Me: We are, right now.
Boss: What??!! as his face drops.
Me: You agreed. Plus this way now you know for sure it works because the phones haven’t started ringing.
T2: Slazer is right. The graphs show how an increase in traffic on DC2 transit.
Boss slides over to T2 desk. Sure enough, the graph for DC1 transit is reading zero traffic and the graph for DC2 is showing all the transit traffic for the state.
Boss: That doesn’t looks like much traffic.
Me: Only about 20-30% of our traffic goes via Transit, the rest goes via the various IXs we are on.
Boss: Who don’t we get via the IX?
Me: Customers of our transit provider who aren’t on any IX, Telstra and Optus as they aren’t on any IX, and any international site that doesn’t use a CDN.
We continue discussing for a good 20 - 30 min about where we get various traffic from and further redundancy in the core networks. During which time T1 returns from his break.
T1: Phones are quiet?
Me: Yes.
Boss: Can you turn the DC1 transit back on?

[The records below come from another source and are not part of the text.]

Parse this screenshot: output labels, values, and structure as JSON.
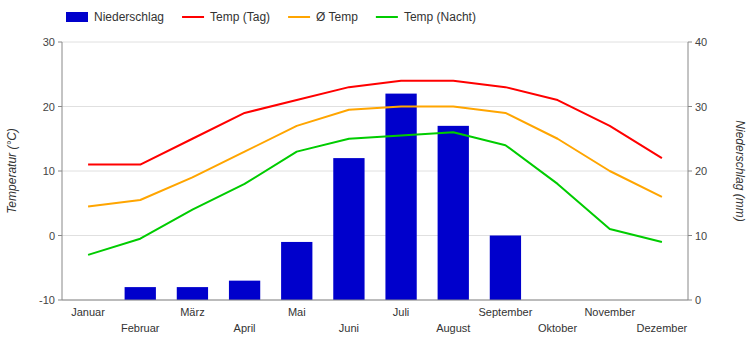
{
  "chart_data": {
    "type": "bar",
    "categories": [
      "Januar",
      "Februar",
      "März",
      "April",
      "Mai",
      "Juni",
      "Juli",
      "August",
      "September",
      "Oktober",
      "November",
      "Dezember"
    ],
    "ylabel": "Temperatur (°C)",
    "y2label": "Niederschlag (mm)",
    "series": [
      {
        "name": "Niederschlag",
        "type": "bar",
        "axis": "y2",
        "color": "#0000cc",
        "values": [
          0,
          2,
          2,
          3,
          9,
          22,
          32,
          27,
          10,
          0,
          0,
          0
        ]
      },
      {
        "name": "Temp (Tag)",
        "type": "line",
        "color": "#ff0000",
        "values": [
          11,
          11,
          15,
          19,
          21,
          23,
          24,
          24,
          23,
          21,
          17,
          12
        ]
      },
      {
        "name": "Ø Temp",
        "type": "line",
        "color": "#ffa500",
        "values": [
          4.5,
          5.5,
          9,
          13,
          17,
          19.5,
          20,
          20,
          19,
          15,
          10,
          6
        ]
      },
      {
        "name": "Temp (Nacht)",
        "type": "line",
        "color": "#00cc00",
        "values": [
          -3,
          -0.5,
          4,
          8,
          13,
          15,
          15.5,
          16,
          14,
          8,
          1,
          -1
        ]
      }
    ],
    "ylim": [
      -10,
      30
    ],
    "yticks": [
      -10,
      0,
      10,
      20,
      30
    ],
    "y2lim": [
      0,
      40
    ],
    "y2ticks": [
      0,
      10,
      20,
      30,
      40
    ],
    "grid": true,
    "legend": "top"
  }
}
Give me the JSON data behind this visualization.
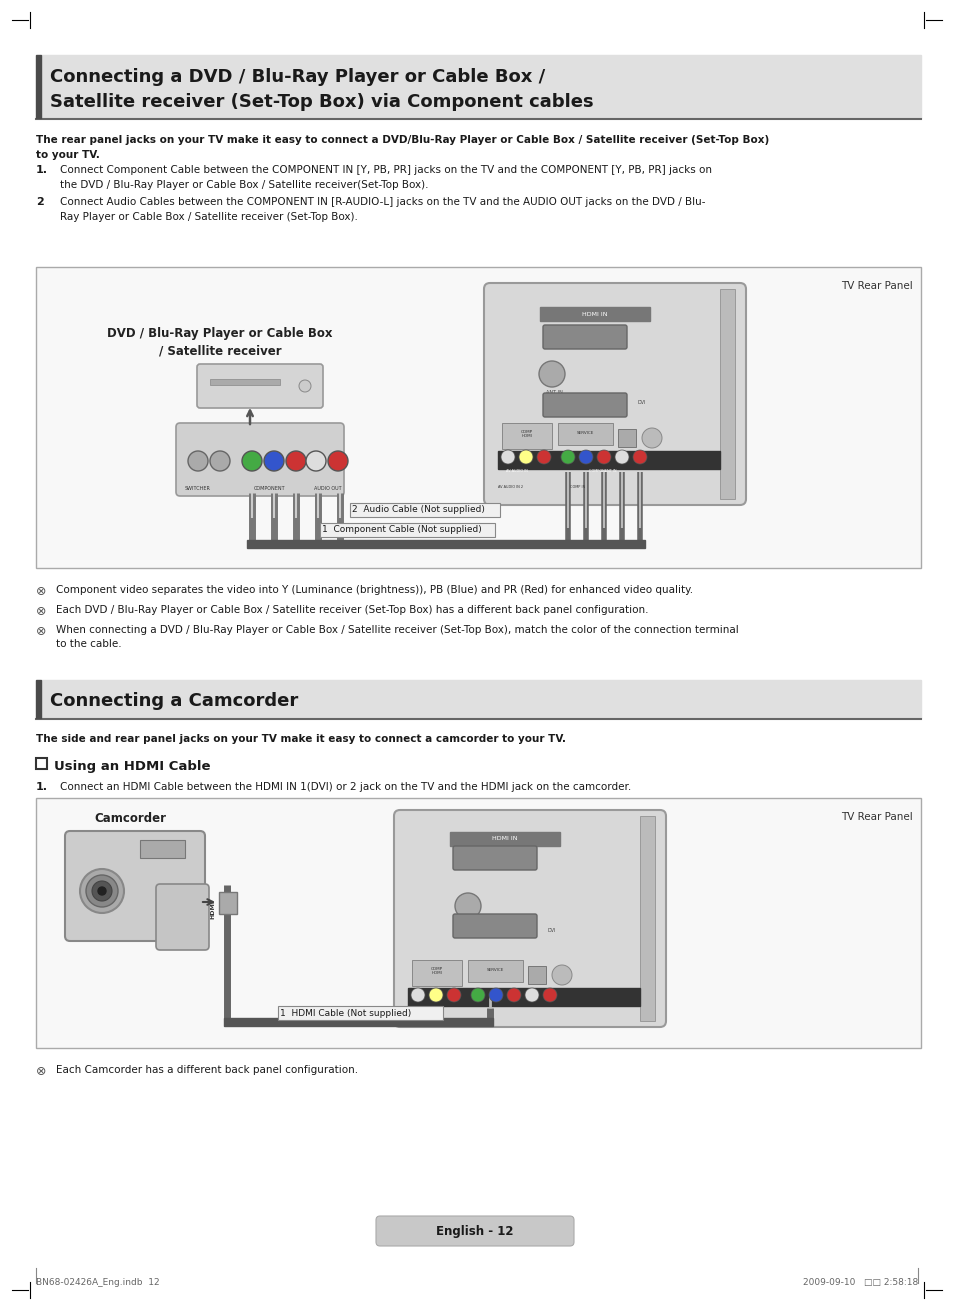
{
  "bg_color": "#ffffff",
  "section1_title_line1": "Connecting a DVD / Blu-Ray Player or Cable Box /",
  "section1_title_line2": "Satellite receiver (Set-Top Box) via Component cables",
  "section1_bold_intro": "The rear panel jacks on your TV make it easy to connect a DVD/Blu-Ray Player or Cable Box / Satellite receiver (Set-Top Box)\nto your TV.",
  "section1_step1": "Connect Component Cable between the COMPONENT IN [Y, PB, PR] jacks on the TV and the COMPONENT [Y, PB, PR] jacks on\nthe DVD / Blu-Ray Player or Cable Box / Satellite receiver(Set-Top Box).",
  "section1_step2": "Connect Audio Cables between the COMPONENT IN [R-AUDIO-L] jacks on the TV and the AUDIO OUT jacks on the DVD / Blu-\nRay Player or Cable Box / Satellite receiver (Set-Top Box).",
  "section1_diagram_label_tv": "TV Rear Panel",
  "section1_diagram_label_device": "DVD / Blu-Ray Player or Cable Box\n/ Satellite receiver",
  "section1_diagram_label1": "1  Component Cable (Not supplied)",
  "section1_diagram_label2": "2  Audio Cable (Not supplied)",
  "section1_note1": "Component video separates the video into Y (Luminance (brightness)), PB (Blue) and PR (Red) for enhanced video quality.",
  "section1_note2": "Each DVD / Blu-Ray Player or Cable Box / Satellite receiver (Set-Top Box) has a different back panel configuration.",
  "section1_note3": "When connecting a DVD / Blu-Ray Player or Cable Box / Satellite receiver (Set-Top Box), match the color of the connection terminal\nto the cable.",
  "section2_title": "Connecting a Camcorder",
  "section2_bold_intro": "The side and rear panel jacks on your TV make it easy to connect a camcorder to your TV.",
  "section2_sub": "Using an HDMI Cable",
  "section2_step1": "Connect an HDMI Cable between the HDMI IN 1(DVI) or 2 jack on the TV and the HDMI jack on the camcorder.",
  "section2_diagram_label_tv": "TV Rear Panel",
  "section2_diagram_label_device": "Camcorder",
  "section2_diagram_label1": "1  HDMI Cable (Not supplied)",
  "section2_note1": "Each Camcorder has a different back panel configuration.",
  "footer_page": "English - 12",
  "footer_left": "BN68-02426A_Eng.indb  12",
  "footer_right": "2009-09-10   □□ 2:58:18",
  "title_bar_color": "#4a4a4a",
  "title_bg_color": "#e0e0e0",
  "left_bar_color": "#555555",
  "hr_color": "#666666",
  "diagram_bg": "#f5f5f5",
  "diagram_border": "#aaaaaa",
  "tv_panel_bg": "#d0d0d0",
  "tv_panel_border": "#888888",
  "dark_bar_color": "#888888",
  "cable_color": "#555555",
  "note_symbol": "⊗"
}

I walk back to my desk and turn the transit interface back on and see the BGP peer back on. While T2 and the boss are watching the graph for DC2 transit it drops about 2/3 of traffic and that appears back on DC1 transit.
And from that day the Boss hasn’t asked about the transit failover because now he knows it works.
I’ve worked at the same site for almost 20 years. We’ve never actually cut over to our COOP (Continuity Of Operations Plan) site in all that time. Not once - not even partially.
I’ve recommended top management go to the data center, yank out the plugs and say “Let’s see how it goes!” (after verifying plans are up to date and ready to go). No one is the least bit interested in doing anything like that.